Not all of a card's rewards and benefits may be useful to one person.

Therefore, when you get an additional card, ensure that its offerings make an impact on your finances and help you access a lifestyle you aspire to.

With multiple cards that provide you rewards, deals, and discounts in segments of your choice, you can increase your overall gains by transacting through each of them.

Positive impact on credit score

Let's say you have a credit card with a spending limit of Rs 50,000.

You use it regularly and frequently hit your spending limit.

This leads to a high Credit Utilisation Ratio (CUR).

If you spend Rs 20,000 out of your available limit of Rs 50,000, your CUR is 40 per cent.

Credit rating agencies assign heavy weightage to your CUR while computing your credit score.

Therefore, even if you repay your dues in a timely manner, your credit-hungriness is reflected by your frequently high credit card dues.
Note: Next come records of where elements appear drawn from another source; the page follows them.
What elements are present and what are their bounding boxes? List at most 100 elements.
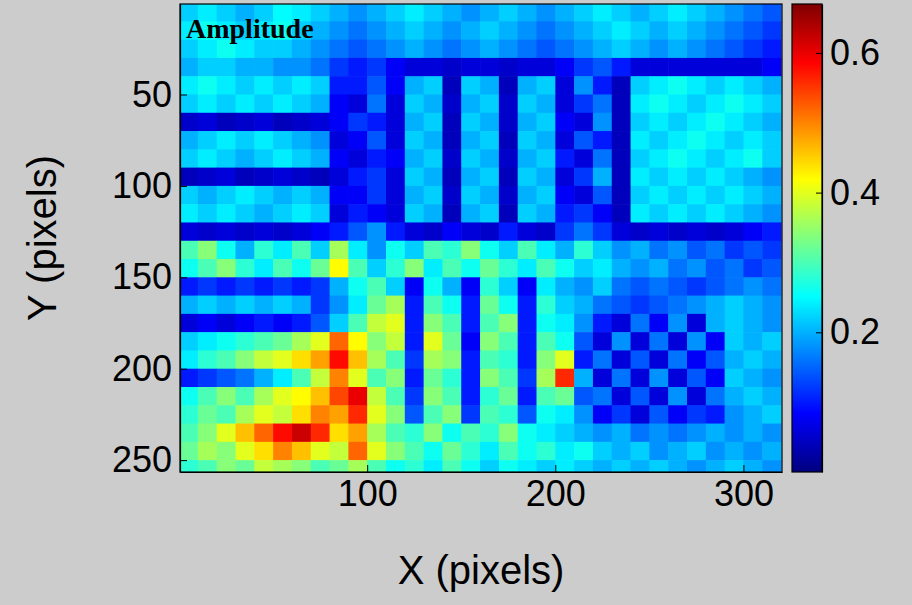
heatmap-cell [725, 405, 744, 424]
heatmap-cell [555, 113, 574, 132]
heatmap-cell [593, 442, 612, 461]
heatmap-cell [235, 277, 254, 296]
heatmap-cell [424, 58, 443, 77]
heatmap-cell [612, 204, 631, 223]
heatmap-cell [217, 168, 236, 187]
heatmap-cell [518, 131, 537, 150]
heatmap-cell [235, 442, 254, 461]
heatmap-cell [180, 58, 198, 77]
heatmap-cell [198, 204, 217, 223]
heatmap-cell [217, 296, 236, 315]
heatmap-cell [743, 350, 762, 369]
heatmap-cell [235, 58, 254, 77]
heatmap-cell [405, 350, 424, 369]
heatmap-cell [235, 350, 254, 369]
heatmap-cell [555, 241, 574, 260]
heatmap-cell [555, 149, 574, 168]
heatmap-cell [593, 149, 612, 168]
heatmap-cell [461, 405, 480, 424]
heatmap-cell [367, 460, 386, 472]
heatmap-cell [762, 222, 781, 241]
heatmap-cell [273, 296, 292, 315]
heatmap-cell [367, 277, 386, 296]
heatmap-cell [461, 387, 480, 406]
heatmap-cell [706, 168, 725, 187]
heatmap-cell [743, 113, 762, 132]
heatmap-cell [273, 113, 292, 132]
heatmap-cell [198, 186, 217, 205]
heatmap-cell [235, 332, 254, 351]
heatmap-cell [311, 332, 330, 351]
heatmap-cell [593, 369, 612, 388]
heatmap-cell [330, 168, 349, 187]
heatmap-cell [725, 296, 744, 315]
heatmap-cell [480, 168, 499, 187]
heatmap-cell [687, 296, 706, 315]
heatmap-cell [743, 149, 762, 168]
heatmap-cell [612, 4, 631, 22]
heatmap-cell [461, 76, 480, 95]
heatmap-cell [330, 21, 349, 40]
heatmap-cell [668, 21, 687, 40]
heatmap-cell [235, 149, 254, 168]
heatmap-cell [743, 241, 762, 260]
heatmap-cell [235, 460, 254, 472]
heatmap-cell [198, 58, 217, 77]
heatmap-cell [386, 222, 405, 241]
heatmap-cell [292, 387, 311, 406]
heatmap-cell [593, 460, 612, 472]
heatmap-cell [518, 387, 537, 406]
heatmap-cell [649, 424, 668, 443]
heatmap-cell [555, 76, 574, 95]
heatmap-cell [348, 405, 367, 424]
heatmap-cell [536, 424, 555, 443]
heatmap-cell [706, 21, 725, 40]
heatmap-cell [254, 222, 273, 241]
heatmap-cell [574, 259, 593, 278]
heatmap-cell [499, 149, 518, 168]
heatmap-cell [405, 259, 424, 278]
heatmap-cell [254, 131, 273, 150]
heatmap-cell [668, 149, 687, 168]
heatmap-cell [725, 222, 744, 241]
heatmap-cell [424, 350, 443, 369]
heatmap-cell [424, 168, 443, 187]
heatmap-cell [386, 424, 405, 443]
heatmap-cell [687, 94, 706, 113]
heatmap-cell [612, 186, 631, 205]
tick: 0.4 [816, 172, 880, 213]
heatmap-cell [555, 4, 574, 22]
tick: 50 [132, 74, 187, 115]
heatmap-cell [424, 369, 443, 388]
heatmap-cell [668, 204, 687, 223]
heatmap-cell [461, 442, 480, 461]
heatmap-cell [348, 94, 367, 113]
heatmap-cell [612, 259, 631, 278]
heatmap-cell [386, 21, 405, 40]
heatmap-cell [386, 350, 405, 369]
heatmap-cell [536, 21, 555, 40]
heatmap-cell [330, 296, 349, 315]
heatmap-cell [235, 113, 254, 132]
heatmap-cell [198, 424, 217, 443]
heatmap-cell [405, 149, 424, 168]
heatmap-cell [612, 94, 631, 113]
heatmap-cell [367, 387, 386, 406]
heatmap-cell [574, 21, 593, 40]
heatmap-cell [330, 4, 349, 22]
heatmap-cell [198, 405, 217, 424]
heatmap-cell [273, 168, 292, 187]
heatmap-cell [480, 40, 499, 59]
heatmap-cell [292, 314, 311, 333]
tick-label: 300 [714, 473, 774, 514]
heatmap-cell [480, 21, 499, 40]
heatmap-cell [330, 94, 349, 113]
heatmap-cell [762, 94, 781, 113]
heatmap-cell [687, 387, 706, 406]
heatmap-cell [631, 149, 650, 168]
heatmap-cell [292, 58, 311, 77]
heatmap-cell [725, 350, 744, 369]
heatmap-cell [367, 4, 386, 22]
tick-label: 0.6 [830, 32, 880, 73]
heatmap-cell [442, 277, 461, 296]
This may bring down your credit score.

Having multiple cards can ease this situation.

Let's say you have two cards each with a spending limit of Rs 50,000.

Instead of spending Rs 20,000 from one card, you can spend Rs 10,000 from each card, thus keeping your overall CUR at just 20 per cent.

The judicious use of multiple cards this way will impact your credit score positively.

Ideally, try to maintain a CUR no higher than 30 per cent for most months.

Greater freedom to spend

Multiple credit cards used together provide you with an enhanced spending limit.

This will be useful in many different situations.

One merchant may not accept the card you have, which makes it useful to have an additional card.

Multiple cards also prove to be handy during a cash crunch where you have a temporary need for money, but don't want to apply for a loan or borrow from friends.

Multiple cards are especially helpful while you're travelling abroad.

You can divide your expenditure over multiple cards and avoid hitting the limit on any one.

In case you were to lose one card for any reason such as loss of baggage or theft, you would have another card to bail you out.

Transfer card balance

If you have pending dues on your credit card, you may consider a transfer of balance.

A new credit card can absorb the balance and allow you to repay it at a lower interest rate.

For example, the first card may charge you 3 per cent a month on your balance, while the new card allows you to pay at 1 per cent for a limited period.

You may have to pay a processing fee for the transfer.

Nonetheless, you may be able to settle your debts at a lower cost this way.

Be responsible when using multiple cards

A credit card comes with a lot of responsibilities.

With each swipe, you borrow money.

It is your legal, financial, and moral obligation to repay what you have borrowed.

There are penalties for being late: Not only do you need to pay late payment fees, you may also have to pay steep interest rates on your card balance.

A monthly interest rate of 3 per cent equals an annualised rate 42.58 per cent.

This makes credit card debt expensive and therefore needs to be repaid without delay.

Also, late payments and defaults will blot your credit history, which lowers your credit score and makes getting new credit cards and loans more difficult.

With multiple credit cards in your hand, you need to be even more careful about how much you are spending on each card and whether you will be able to settle all your dues promptly.

Used with responsibility, multiple credit cards can provide you tremendous spending power, enhanced lifestyle, and the chance to improve your credit history.